Kurt Huffman, owner of the restaurant ChefStable, took to The Wall Street Journal to explain the practical effect of the extra $600/week in unemployment.

“The starting wage for a line cook in one of our restaurants is $15 an hour. These cooks receive at least $1 an hour in tips, so at a minimum they make $16 an hour, or $640 before taxes for a 40-hour week. The overwhelming majority of our laid-off cooks qualified for Oregon unemployment compensation of 1.25% of their annual gross wages weekly, or $416 in our example. The extra $224 a week provides a strong incentive to return to work,” Huffman explained.

“But as of this week, that same employee receives $1,016 a week, or $376 more than he made as a full time employee.
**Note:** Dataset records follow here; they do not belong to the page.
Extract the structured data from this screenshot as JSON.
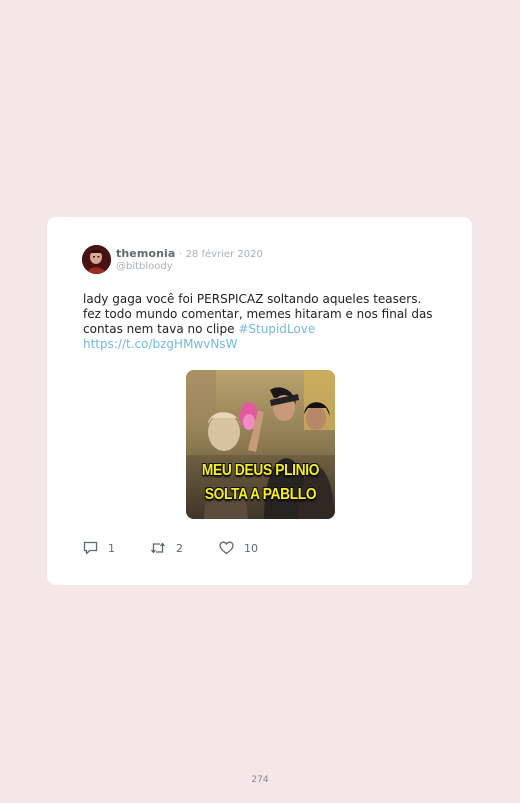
{
  "tweet": {
    "display_name": "themonia",
    "separator": "·",
    "date": "28 février 2020",
    "handle": "@bitbloody",
    "text_lines": [
      "lady gaga você foi PERSPICAZ soltando aqueles teasers.",
      "fez todo mundo comentar, memes hitaram e nos final das",
      "contas nem tava no clipe "
    ],
    "hashtag": "#StupidLove",
    "link": "https://t.co/bzgHMwvNsW",
    "media": {
      "caption_line_1": "MEU DEUS PLINIO",
      "caption_line_2": "SOLTA A PABLLO"
    },
    "actions": {
      "reply_icon": "reply-icon",
      "reply_count": "1",
      "retweet_icon": "retweet-icon",
      "retweet_count": "2",
      "like_icon": "heart-icon",
      "like_count": "10"
    }
  },
  "page": {
    "number": "274"
  },
  "colors": {
    "background": "#f5e6e9",
    "card": "#ffffff",
    "link": "#73b9de",
    "meme_text": "#f4ee1f"
  }
}
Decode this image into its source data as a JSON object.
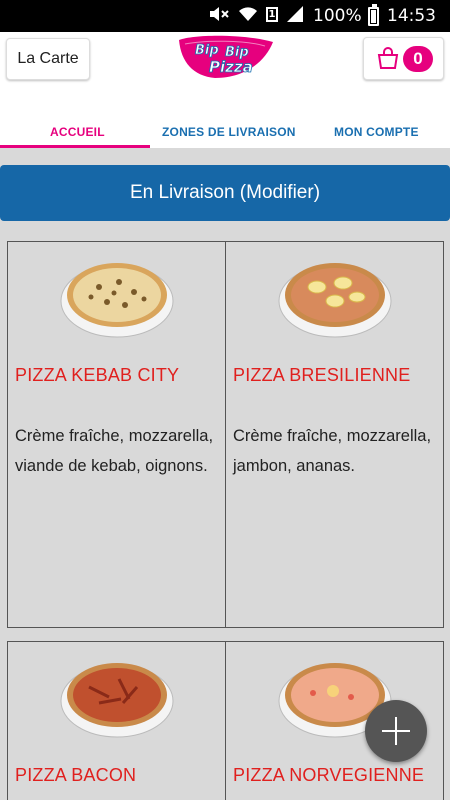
{
  "status_bar": {
    "battery": "100%",
    "time": "14:53",
    "sim": "1"
  },
  "header": {
    "carte_label": "La Carte",
    "cart_count": "0",
    "brand_color": "#e6007e"
  },
  "tabs": [
    {
      "label": "ACCUEIL",
      "active": true
    },
    {
      "label": "ZONES DE LIVRAISON",
      "active": false
    },
    {
      "label": "MON COMPTE",
      "active": false
    }
  ],
  "livraison_label": "En Livraison (Modifier)",
  "products": [
    {
      "name": "PIZZA KEBAB CITY",
      "description": "Crème fraîche, mozzarella, viande de kebab, oignons."
    },
    {
      "name": "PIZZA BRESILIENNE",
      "description": "Crème fraîche, mozzarella, jambon, ananas."
    },
    {
      "name": "PIZZA BACON",
      "description": ""
    },
    {
      "name": "PIZZA NORVEGIENNE",
      "description": ""
    }
  ]
}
Why on earth would he want to come back to work?”

“This has had the perverse effect of making it impossible for us to hire enough people even for our limited takeout and delivery business at a time of rapidly rising unemployment,” Huffman reported. “It will be an even bigger problem once we are allowed to reopen our dining rooms. And it will persist at least until July 31, when the unemployment bonus expires. I’d have to offer my cooks $25.40 an hour to match what the government is paying them not to work.”

In other words, the extra unemployment benefit forces employers to pony up more cash to get workers to return to work — right when the economy desperately needs a shot in the arm.

Ironically, this unemployment cash also frustrates key aspects of the CARES Act intended to help jumpstart the economy.

Thanks to Bernie Sanders, roughly 13.9 million more people will end up on unemployment — sucking money from a government already deeply in debt and not contributing to any economic recovery, costing the economy roughly $1 trillion. That loss of productivity will also translate to lower revenue in taxes, making it harder for the government to pay off the massive debt it is incurring during the crisis.